At 60, my father spent the first year of his retirement on horseback, then he got bored. Before long, he had started a new career as a real estate broker, which brought him pleasure and success until his death nearly 20 years later. My mother, on the other hand, played bridge, read books and shot off letters to the editor of the Washington Post. The older she got, the more modern she became, and more liberal in her thinking. But there were limits: She marveled at the intelligence of her brood, without owning up to her own probing intellect.
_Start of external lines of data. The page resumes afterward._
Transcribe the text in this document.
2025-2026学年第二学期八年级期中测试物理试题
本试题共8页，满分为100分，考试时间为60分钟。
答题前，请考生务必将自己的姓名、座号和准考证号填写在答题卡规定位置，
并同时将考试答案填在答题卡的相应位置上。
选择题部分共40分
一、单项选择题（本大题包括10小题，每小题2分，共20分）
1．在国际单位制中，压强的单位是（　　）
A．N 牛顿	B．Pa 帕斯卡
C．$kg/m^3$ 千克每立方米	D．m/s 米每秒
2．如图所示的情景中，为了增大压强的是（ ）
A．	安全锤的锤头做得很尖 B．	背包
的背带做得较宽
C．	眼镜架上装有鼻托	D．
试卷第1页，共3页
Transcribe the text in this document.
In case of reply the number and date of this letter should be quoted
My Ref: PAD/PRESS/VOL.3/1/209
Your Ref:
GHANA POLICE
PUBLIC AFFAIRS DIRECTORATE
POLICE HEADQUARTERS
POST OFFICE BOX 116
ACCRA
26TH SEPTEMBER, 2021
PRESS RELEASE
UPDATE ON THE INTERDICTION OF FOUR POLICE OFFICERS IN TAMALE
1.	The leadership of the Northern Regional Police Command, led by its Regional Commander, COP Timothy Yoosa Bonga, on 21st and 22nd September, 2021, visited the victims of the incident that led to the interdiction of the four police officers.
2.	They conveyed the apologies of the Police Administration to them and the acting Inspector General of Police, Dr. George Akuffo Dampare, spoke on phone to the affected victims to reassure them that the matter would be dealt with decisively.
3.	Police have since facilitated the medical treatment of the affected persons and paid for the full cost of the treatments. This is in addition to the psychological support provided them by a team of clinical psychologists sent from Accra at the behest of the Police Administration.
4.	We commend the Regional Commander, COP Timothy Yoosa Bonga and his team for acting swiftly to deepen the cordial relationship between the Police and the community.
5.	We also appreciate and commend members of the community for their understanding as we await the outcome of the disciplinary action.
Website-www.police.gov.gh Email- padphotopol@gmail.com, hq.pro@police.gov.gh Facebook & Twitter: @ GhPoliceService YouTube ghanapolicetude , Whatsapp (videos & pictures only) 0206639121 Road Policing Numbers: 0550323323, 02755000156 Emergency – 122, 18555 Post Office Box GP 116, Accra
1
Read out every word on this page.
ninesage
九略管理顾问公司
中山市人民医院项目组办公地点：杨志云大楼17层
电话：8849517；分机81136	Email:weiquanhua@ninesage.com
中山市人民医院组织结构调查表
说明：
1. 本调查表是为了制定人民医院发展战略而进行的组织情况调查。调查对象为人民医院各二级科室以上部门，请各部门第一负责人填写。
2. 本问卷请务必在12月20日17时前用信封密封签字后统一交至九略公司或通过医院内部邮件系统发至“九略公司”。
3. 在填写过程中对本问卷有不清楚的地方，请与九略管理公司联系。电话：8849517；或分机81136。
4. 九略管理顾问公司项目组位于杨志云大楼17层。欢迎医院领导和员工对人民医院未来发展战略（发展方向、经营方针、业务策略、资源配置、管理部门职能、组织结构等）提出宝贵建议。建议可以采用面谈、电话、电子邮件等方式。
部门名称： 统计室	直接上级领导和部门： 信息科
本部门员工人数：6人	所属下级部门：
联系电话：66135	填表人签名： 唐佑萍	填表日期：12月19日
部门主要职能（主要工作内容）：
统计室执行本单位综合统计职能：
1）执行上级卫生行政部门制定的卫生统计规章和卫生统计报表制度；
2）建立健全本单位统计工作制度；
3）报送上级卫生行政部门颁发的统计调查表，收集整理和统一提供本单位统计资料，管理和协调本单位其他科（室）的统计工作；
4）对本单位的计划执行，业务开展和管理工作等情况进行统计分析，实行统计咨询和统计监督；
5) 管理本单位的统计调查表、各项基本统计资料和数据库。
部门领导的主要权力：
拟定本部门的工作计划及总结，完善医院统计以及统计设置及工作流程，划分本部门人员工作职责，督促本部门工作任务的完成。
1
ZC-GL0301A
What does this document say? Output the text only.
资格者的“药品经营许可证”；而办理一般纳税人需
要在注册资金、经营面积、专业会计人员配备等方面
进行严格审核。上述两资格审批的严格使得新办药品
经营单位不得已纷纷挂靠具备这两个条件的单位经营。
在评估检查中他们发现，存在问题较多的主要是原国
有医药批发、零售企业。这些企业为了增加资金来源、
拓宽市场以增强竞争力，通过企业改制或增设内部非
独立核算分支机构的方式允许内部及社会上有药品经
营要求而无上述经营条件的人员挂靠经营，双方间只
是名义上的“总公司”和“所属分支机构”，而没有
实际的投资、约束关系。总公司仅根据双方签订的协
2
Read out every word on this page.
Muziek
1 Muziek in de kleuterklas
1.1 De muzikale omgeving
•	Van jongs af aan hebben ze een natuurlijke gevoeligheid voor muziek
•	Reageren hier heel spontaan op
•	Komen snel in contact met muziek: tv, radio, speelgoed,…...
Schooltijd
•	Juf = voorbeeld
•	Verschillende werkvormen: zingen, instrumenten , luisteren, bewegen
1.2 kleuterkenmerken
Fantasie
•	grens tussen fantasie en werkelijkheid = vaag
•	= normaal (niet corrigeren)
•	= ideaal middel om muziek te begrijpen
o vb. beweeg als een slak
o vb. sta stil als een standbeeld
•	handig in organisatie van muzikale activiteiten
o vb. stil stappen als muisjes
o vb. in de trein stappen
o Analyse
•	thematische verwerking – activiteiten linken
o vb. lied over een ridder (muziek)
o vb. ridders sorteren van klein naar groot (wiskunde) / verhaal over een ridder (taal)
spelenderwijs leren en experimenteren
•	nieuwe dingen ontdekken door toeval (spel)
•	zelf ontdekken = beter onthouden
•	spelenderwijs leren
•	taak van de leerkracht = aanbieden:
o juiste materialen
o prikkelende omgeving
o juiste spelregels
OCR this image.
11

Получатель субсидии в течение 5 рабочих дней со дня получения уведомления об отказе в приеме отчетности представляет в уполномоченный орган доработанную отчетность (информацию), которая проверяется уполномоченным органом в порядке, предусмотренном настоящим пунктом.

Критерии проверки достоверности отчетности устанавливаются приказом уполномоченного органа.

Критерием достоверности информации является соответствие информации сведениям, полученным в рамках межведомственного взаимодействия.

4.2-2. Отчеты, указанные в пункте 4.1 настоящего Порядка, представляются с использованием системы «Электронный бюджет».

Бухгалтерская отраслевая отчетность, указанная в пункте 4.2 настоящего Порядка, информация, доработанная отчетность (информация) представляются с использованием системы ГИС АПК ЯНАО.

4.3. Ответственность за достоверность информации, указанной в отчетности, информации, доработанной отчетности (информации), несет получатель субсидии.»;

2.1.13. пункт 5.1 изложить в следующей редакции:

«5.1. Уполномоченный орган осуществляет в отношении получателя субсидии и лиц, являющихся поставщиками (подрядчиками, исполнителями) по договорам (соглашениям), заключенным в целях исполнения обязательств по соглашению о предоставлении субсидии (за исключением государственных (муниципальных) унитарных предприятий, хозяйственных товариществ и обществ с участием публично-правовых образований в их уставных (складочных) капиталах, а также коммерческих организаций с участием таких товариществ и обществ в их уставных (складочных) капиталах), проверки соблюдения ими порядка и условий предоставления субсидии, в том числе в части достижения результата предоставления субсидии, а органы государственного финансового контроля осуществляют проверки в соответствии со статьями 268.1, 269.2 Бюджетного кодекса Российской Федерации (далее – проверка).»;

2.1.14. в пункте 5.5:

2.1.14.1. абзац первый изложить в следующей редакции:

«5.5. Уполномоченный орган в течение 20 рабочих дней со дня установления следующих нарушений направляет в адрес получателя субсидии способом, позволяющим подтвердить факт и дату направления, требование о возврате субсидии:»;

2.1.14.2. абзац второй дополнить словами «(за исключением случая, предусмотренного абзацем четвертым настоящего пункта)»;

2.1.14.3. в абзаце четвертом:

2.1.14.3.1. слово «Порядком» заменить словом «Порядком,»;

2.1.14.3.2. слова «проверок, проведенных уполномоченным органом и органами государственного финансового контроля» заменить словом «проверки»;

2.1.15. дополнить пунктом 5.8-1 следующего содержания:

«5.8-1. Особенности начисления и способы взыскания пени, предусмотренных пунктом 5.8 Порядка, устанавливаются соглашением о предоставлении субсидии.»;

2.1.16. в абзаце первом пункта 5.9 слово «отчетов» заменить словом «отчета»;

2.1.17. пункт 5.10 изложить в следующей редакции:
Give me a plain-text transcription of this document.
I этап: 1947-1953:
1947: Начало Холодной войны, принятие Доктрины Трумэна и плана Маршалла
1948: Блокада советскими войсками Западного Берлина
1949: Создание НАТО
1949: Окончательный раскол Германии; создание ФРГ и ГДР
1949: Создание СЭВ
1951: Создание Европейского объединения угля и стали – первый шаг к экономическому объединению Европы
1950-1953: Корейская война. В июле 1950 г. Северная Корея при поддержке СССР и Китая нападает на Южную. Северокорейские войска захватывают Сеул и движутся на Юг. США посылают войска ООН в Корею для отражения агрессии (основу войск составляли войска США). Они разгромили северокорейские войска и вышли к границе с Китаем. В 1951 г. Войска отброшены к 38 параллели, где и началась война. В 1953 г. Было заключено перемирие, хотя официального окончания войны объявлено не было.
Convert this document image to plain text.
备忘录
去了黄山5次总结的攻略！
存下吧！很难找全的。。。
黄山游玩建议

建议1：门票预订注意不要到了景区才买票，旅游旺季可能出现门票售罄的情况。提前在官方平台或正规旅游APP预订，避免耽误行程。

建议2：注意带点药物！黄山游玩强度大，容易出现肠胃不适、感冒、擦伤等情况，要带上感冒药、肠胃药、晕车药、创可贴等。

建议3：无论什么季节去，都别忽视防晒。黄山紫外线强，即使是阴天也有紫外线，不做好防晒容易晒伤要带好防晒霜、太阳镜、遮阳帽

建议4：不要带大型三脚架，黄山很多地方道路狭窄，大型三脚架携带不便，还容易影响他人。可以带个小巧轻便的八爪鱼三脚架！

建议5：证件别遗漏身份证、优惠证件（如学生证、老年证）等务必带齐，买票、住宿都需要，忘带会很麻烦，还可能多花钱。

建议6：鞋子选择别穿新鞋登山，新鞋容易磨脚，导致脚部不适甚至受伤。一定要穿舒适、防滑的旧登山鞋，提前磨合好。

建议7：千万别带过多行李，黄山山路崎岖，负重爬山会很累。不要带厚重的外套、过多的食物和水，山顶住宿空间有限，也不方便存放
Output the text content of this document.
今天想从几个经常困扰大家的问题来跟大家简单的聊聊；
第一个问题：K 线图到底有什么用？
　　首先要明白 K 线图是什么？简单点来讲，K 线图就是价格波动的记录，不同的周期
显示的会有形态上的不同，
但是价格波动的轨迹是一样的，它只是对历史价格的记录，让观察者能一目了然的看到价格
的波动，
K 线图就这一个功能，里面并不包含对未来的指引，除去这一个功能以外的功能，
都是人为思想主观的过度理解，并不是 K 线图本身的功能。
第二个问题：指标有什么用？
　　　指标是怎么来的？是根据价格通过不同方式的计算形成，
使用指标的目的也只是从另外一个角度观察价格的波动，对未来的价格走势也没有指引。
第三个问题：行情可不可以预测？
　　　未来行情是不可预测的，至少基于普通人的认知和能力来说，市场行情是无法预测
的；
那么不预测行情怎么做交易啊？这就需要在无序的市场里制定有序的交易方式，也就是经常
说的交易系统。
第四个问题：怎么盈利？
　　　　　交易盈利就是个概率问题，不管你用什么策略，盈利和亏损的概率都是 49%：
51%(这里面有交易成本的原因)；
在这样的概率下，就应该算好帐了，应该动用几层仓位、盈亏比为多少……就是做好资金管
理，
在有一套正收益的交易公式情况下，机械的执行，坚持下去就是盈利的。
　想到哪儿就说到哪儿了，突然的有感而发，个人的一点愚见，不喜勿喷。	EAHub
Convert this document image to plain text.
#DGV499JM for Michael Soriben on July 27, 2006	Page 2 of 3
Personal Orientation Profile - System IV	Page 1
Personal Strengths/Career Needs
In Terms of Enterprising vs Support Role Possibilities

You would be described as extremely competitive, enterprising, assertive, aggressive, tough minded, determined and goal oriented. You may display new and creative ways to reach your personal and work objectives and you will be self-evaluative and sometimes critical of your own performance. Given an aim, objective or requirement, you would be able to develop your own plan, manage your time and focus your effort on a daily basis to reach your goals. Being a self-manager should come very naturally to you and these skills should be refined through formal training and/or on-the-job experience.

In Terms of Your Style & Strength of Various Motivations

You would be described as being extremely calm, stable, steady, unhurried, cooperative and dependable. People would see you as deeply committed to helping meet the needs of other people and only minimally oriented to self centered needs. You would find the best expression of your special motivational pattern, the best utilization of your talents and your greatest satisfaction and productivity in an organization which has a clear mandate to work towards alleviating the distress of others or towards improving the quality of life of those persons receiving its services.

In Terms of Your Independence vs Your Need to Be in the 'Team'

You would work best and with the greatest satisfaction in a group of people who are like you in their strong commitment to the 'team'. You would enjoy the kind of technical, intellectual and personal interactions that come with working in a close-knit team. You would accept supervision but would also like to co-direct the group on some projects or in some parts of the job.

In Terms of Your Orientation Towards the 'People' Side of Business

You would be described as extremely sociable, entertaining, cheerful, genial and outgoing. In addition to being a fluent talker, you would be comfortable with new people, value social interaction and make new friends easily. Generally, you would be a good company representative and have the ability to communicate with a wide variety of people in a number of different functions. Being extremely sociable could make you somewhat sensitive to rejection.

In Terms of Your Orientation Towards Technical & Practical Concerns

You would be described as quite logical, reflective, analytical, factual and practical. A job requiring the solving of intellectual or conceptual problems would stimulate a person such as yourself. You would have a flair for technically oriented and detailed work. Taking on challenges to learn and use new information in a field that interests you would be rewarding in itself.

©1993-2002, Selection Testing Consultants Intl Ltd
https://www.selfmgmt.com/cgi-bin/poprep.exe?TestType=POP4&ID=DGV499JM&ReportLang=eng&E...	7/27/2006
Like most of her generation, she never questioned aging, but accepted its increasing indignities as appointments to be kept in a calendar written before she was born.
She confessed to me that old age was liberating: She no longer cared what the neighbors thought, no longer wanted to keep up with the Joneses, was no longer afraid of speaking her mind about issues. She was able to embrace her true self and at the same time was relieved to be “out of the running.” She became “a person,” the very word she herself had always used to describe other people she admired – probably Alabama shorthand for “personality.”
My own introduction to old age came shockingly early: A few days after my 50th birthday, I received a form letter from the AARP, inviting me to join the legions of golden girls and boys headed for a quiet spot to watch the sun set on life. It was insulting. The sun was still in the midday position of my life. I threw the letter away.
Now that I am truly of an age to receive such a letter, I am no closer to a retirement mindset than I was at 50. In the time since then, my mind has exploded with ideas, challenges, languages, experiences, successes and defeats. I have lived so many lives since my 50th birthday that the notion of slowing down seems as foreign to me now as it did then.
It’s almost as if each new gray hair has brought with it an infusion of new gray matter below the roots. I am not denying my age; I am redefining it, like many of my baby boomer contemporaries, now gray boomers. “Be as young as you feel” works if you have no physical or mental complaints. What I’ve lost in skin resilience, I’ve gained in emotional resilience. Reversals of fortune that might have killed a younger me have raised my threshold for pain and sorrow. The older I get, the more confident I am of my capabilities, which seem to have expanded over the years, in spite of the ticking clock.
Best of all, I am more curious. It is not the short-range curiosity of youth – who’s dating whom, who’s getting promoted, who’s that cute guy, what’s the latest fashion, or who’s gonna win the Oscars – but more of a burning need to know. These days, to quote Karl Lagerfeld, “I want to know everything”: how solar energy works, the effect of music on language facility, how to use CAD to design the dream house I’ll never build, all about Goethe’s friendship with Schiller, how to play the zither, how to speak Japanese and, yes, even how to stop BP’s oil leak in the gulf – the postmodern (post-apocalyptic?) version of how to build a better mousetrap.
In the end, gray hair doesn’t matter anymore, but gray matter does: All the colorizers or facelifts in the world won’t help, if you feel old underneath. Curiosity is the one true fountain of youth. If that ever goes, I’ll give in and join the AARP, no offense intended.
Gray is beautiful.
Brooks Riley lives in Germany, where she directs operas for TV and DVD.